The city of Dallas didn’t let the pandemic get in the way of its spending. For the last fiscal year, of which COVID-19 infected the community for six months, sales tax receipts reported to the city of Dallas were only down less than a percentage point from the prior year. In all, Dallas brought in just $2.7 million less than it did in 2018-2019, an encouraging sign for the economy, if not for public health. That loss amounted to .9 percent.

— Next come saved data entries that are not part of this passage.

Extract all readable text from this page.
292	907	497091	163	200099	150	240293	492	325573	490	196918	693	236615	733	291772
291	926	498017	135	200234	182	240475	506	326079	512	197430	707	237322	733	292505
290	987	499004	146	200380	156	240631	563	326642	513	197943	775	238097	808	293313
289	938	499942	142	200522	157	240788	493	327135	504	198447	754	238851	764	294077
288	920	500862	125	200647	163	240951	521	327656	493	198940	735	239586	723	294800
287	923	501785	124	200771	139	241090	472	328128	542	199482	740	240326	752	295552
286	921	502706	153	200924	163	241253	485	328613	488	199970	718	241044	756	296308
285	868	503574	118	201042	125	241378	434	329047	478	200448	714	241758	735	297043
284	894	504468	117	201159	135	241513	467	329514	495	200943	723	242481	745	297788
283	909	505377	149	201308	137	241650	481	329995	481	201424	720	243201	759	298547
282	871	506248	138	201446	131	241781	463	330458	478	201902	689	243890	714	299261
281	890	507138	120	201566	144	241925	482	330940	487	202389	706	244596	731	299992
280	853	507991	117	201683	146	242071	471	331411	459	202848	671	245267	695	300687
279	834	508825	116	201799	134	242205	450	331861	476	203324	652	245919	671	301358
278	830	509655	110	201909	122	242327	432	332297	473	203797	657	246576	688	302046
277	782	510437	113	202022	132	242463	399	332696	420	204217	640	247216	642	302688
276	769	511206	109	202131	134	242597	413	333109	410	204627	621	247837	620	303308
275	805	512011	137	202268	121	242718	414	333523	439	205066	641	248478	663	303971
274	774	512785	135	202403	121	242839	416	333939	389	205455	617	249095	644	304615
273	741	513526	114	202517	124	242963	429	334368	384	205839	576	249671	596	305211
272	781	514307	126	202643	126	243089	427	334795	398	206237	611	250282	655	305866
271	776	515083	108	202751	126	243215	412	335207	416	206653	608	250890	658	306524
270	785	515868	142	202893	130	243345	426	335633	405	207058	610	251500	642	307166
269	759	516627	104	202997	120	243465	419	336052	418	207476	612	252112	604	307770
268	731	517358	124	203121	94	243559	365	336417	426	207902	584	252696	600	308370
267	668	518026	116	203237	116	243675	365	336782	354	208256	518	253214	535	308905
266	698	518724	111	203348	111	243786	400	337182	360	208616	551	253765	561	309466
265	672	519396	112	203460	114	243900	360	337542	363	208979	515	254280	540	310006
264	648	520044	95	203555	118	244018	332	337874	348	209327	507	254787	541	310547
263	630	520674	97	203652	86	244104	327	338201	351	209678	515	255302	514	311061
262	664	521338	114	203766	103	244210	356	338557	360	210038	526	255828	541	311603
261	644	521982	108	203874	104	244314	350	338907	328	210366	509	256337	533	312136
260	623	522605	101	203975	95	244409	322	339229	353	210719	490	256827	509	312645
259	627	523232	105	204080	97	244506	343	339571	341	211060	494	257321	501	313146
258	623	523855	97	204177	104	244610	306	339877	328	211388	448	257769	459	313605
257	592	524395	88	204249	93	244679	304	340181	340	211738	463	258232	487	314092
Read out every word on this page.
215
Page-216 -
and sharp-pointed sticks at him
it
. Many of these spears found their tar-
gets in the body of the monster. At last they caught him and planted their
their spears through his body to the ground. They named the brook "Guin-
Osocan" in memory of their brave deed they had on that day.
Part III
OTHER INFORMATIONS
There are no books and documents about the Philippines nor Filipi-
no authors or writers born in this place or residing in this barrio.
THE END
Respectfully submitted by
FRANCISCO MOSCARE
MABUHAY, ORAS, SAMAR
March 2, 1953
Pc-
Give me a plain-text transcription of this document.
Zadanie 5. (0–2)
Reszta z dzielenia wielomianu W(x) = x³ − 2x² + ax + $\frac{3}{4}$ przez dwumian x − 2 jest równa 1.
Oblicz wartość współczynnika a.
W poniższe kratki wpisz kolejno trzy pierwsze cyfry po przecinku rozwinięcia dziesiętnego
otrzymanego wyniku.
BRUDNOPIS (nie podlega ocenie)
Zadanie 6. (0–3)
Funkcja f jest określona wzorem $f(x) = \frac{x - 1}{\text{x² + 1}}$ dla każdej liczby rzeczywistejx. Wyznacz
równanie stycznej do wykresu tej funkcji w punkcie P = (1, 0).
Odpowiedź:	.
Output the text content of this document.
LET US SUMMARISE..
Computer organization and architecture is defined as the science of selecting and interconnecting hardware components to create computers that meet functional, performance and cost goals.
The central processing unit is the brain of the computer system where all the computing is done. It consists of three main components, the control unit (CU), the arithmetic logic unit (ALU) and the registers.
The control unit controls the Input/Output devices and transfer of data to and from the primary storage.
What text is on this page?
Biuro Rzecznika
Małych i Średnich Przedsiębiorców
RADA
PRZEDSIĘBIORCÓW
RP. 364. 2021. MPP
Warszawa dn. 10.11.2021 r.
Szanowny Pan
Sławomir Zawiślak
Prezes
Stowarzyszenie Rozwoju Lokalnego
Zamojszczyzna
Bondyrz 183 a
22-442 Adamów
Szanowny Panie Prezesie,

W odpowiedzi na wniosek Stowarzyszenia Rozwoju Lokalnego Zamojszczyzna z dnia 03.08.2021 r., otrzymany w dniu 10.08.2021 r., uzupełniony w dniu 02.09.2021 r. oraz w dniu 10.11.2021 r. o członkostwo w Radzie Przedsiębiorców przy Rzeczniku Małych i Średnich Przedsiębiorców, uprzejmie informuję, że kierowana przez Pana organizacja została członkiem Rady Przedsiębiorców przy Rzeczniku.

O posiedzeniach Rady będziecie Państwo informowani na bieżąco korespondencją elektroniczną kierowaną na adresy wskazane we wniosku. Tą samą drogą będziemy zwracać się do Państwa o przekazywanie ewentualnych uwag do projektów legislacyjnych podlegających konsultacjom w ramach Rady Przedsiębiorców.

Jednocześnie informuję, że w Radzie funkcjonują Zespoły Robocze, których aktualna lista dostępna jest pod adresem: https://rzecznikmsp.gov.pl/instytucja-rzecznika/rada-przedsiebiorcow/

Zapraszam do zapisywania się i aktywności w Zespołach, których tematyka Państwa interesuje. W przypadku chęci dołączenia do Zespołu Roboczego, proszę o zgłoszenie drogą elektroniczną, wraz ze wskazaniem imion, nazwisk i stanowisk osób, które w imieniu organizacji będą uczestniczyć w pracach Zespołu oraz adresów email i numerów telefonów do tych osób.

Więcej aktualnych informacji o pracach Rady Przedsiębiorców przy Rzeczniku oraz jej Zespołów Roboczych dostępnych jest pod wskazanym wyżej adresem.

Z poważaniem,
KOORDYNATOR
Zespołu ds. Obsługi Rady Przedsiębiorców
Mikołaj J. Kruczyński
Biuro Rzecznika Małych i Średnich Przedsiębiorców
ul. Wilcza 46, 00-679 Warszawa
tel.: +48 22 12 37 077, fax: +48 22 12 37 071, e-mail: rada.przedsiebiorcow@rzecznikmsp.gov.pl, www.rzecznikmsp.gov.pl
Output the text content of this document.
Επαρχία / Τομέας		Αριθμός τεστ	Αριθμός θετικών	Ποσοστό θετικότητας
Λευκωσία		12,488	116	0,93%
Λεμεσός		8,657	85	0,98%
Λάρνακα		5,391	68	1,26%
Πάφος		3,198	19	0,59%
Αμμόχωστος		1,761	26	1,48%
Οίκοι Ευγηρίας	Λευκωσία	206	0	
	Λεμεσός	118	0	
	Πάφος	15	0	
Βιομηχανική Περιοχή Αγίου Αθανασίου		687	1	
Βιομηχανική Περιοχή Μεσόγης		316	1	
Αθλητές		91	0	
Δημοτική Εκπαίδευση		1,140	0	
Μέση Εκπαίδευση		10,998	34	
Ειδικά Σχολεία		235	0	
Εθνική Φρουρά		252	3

“The governor began reopening in May and that really changed the course of the trajectory of sales tax forecast,” says Elizabeth Reich, the chief financial officer for the city of Dallas. “Clearly people had emerged from shelter in place and were back shopping and sustaining the economy. So aside from the safety issues—we still want people to be very, very safe and there is concern now with community spread that we all need to do more on that front—from a fiscal standpoint, the additional spending has been very helpful.”
The fiscal year runs from October through September. A major drop in sales tax revenue would require a reduction in city services, Reich says. Property taxes basically pay for public safety; sales tax revenue covers most everything else, including homeless services and libraries and parks. In 2019, the city brought in a little over $313 million. That number for 2020 was just shy of $311 million.
In May, the Urban Institute and Brookings Institution’s Tax Policy Center reported that states had lost $6 billion in sales tax receipts compared to May 2019. Texas was down 15 percent year-over-year. That month, Dallas dropped 12 percent, but then began improving. Reich says there is evidence that the suburbs have benefited from workers staying home, which Dallas loses out on. She expects that trend to continue as the pandemic forces companies to keep their offices closed.
The back half of the year was buoyed by the first four months. Dallas brought in about $11 million more year-over-year from October through January. That was about a 10 percent increase. February barely topped its prior year, adding just $376,799 in receipts when the previous three months each saw year-over-year increases of between $2 million and $3 million. March suddenly plunged 9.4 percent, down about $2.8 million compared to March in 2019. The bottom fell out in April; the city of Dallas lost about $6.3 million, a drop of 24 percent.
In May, the economy began reopening. Year-over-year losses were reduced by half: the city was down 12 percent in May, then 5 percent in June followed by 4.6 percent in July. August surged forward, actually adding about 10 percent more than August of 2019. The city had anticipated a loss of $14 million from what was budgeted, which wound up being nearly exactly right. But in looking at the actuals, the difference was only a loss of $2.7 million year-over-year.
September also would have been an improvement year-over-year, but an accidental overpayment from the state comptroller required the city to pay back $3.4 million in sales tax receipts. Reich decided to fully reimburse the state in September, which prevented a payment plan that would’ve reduced sales tax revenue over the next 25 months. In a memo to the City Council, she wrote “this is important given current economic conditions.”
“We don’t want to make cuts in services to the residents at a time when they’re most vulnerable and most need those services,” Reich says. “In terms of a fiscal stimulus, if local government needed to reduce its services and staff, that exacerbates any recession. It does not assist in recovery.”
Here is the problem: Reich fears commercial property taxes will take a nosedive in the next two years as they begin to be reappraised. A month ago, the Dallas Business Journal reported that North Texas had 9 million square feet of office space available for sublease, about half of which is vacant. About 5.7 million square feet has been made available since January. Sublease volume is up by almost 50 percent. That tells Reich a lot of those companies will argue for a lower tax rate.
Commercial property tax revenue accounts for about 45 percent the city’s entire property tax income, which equaled about half a billion dollars in 2019. She is worried about retail and commercial properties far more than residential, which is riding high on low interest rates, surging demand, and a dwindling supply.
Plus, the city got help during the pandemic. Federal CARES funding paid for personnel whose jobs suddenly required anything related to coronavirus response. It’s not clear what federal help will look like going forward.
Then there is the matter of the pandemic itself. As I reported earlier this week, new infections have increased by 63 percent over the last three weeks. New cases this week have been even higher, reaching a pandemic peak of 1,831 on Monday. Hospitalizations in Dallas County are up 163 percent from their low in September.
In opening the economy, Gov. Greg Abbott said we will need to learn to “coexist” with the virus. It appears his strategy has at least worked in motivating consumer spending in the city of Dallas—but the true cost, the human cost, has yet to be fully seen.